Allegro always has had to be creative in balancing his academic commitments with the time required by Essence of Joy and his other activities. "After taking on graduate coursework, I had to become even more creative in balancing my calendar and accomplishing all of the tasks at hand. Everyone has their outlet, something they do to take their mind off of school, work, or other demands. I have always viewed my time in Essence of Joy as my outlet," he said.

"Every semester, it has been the first course on my schedule and life gets planned around choir. Essence of Joy is truly my joy and my refuge in so many ways," Allegro continued. "I know that even though travel weekends and long concerts squeeze my time for assignments and class preparation, I would not be heading to graduation this May and August if it were not for those moments in choir."

Whether in a classroom teaching, or in an office creating education policy, College of Education students will impact lives when they graduate. Because they could end up working anywhere, it’s important for them to understand the larger world around them, and be exposed to diverse people, places and life experiences, to help them succeed in their careers. Allegro, Connelly and Pfaff all said being in Essence of Joy has helped them to grow in this way.

"Growing up in Bellefonte, Pennsylvania, I wasn't exactly around a diverse group of people,’’ Connelly said. "EOJ is diverse in almost every aspect, from race to religion to sexual orientation to the major they are pursuing. On top of singing great music, the friends I've made through EOJ are some of the best people I've ever met. The diversity in the group has helped me grow as a student and helped me become a more informed person overall," he said.

"I have friends form various religions, backgrounds, and overall walks of life, and we all come together to make wonderful music together and all truly care about each other. We always refer to EOJ as our family, and I firmly believe this is how we treat each other," Pfaff said.

Allegro said EOJ has given him the time to continue his experiences with a musical ensemble, while also challenging him to grow and experience life in ways that he hadn’t before, both as a vocalist/performer and as an individual. "I have traveled to places, met people, and been a part of musical moments that I will cherish and remember forever,’’ he said. "My time in EOJ has without a doubt been the highlight of my Penn State involvement."
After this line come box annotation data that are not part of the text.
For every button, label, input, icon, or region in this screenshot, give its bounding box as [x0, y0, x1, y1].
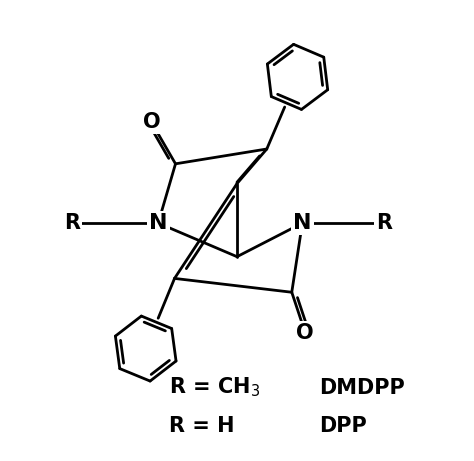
Text: R = H: R = H [169, 416, 234, 437]
Text: R: R [64, 213, 80, 233]
Text: DPP: DPP [319, 416, 367, 437]
Text: N: N [293, 213, 311, 233]
Text: O: O [296, 323, 314, 343]
Text: O: O [143, 112, 160, 132]
Text: R: R [376, 213, 392, 233]
Text: N: N [149, 213, 167, 233]
Text: R = CH$_3$: R = CH$_3$ [169, 376, 260, 399]
Text: DMDPP: DMDPP [319, 378, 405, 398]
In addition to Essence of Joy, the President's Concert, which will begin at 7:30 p.m., will include performances by the chamber orchestra Strings and the Graduate Brass Quintet with organist and Alumni Fellow William Neil (Class of 1966). Admission to the concert is complimentary and no ticket is required. The President’s Concert is a collaboration among the President’s Office, the Penn State School of Music and the Penn State Alumni Association.

Prior to the concert, the Alumni Association and Penn State President Eric Barron will host a reception from 6 to 7 p.m. in Stone Hall, located in the lower level of the National Presbyterian Church. Admission to the reception is $25 for Alumni Association members; $40 for non-members; $15 for college students; $10 for children between the ages of 6 and 17; and free for children age 5 and under. Those attending the reception will be escorted to reserved seating for the President's Concert. 

Register for the pre-concert reception by March 9. Business attire is recommended.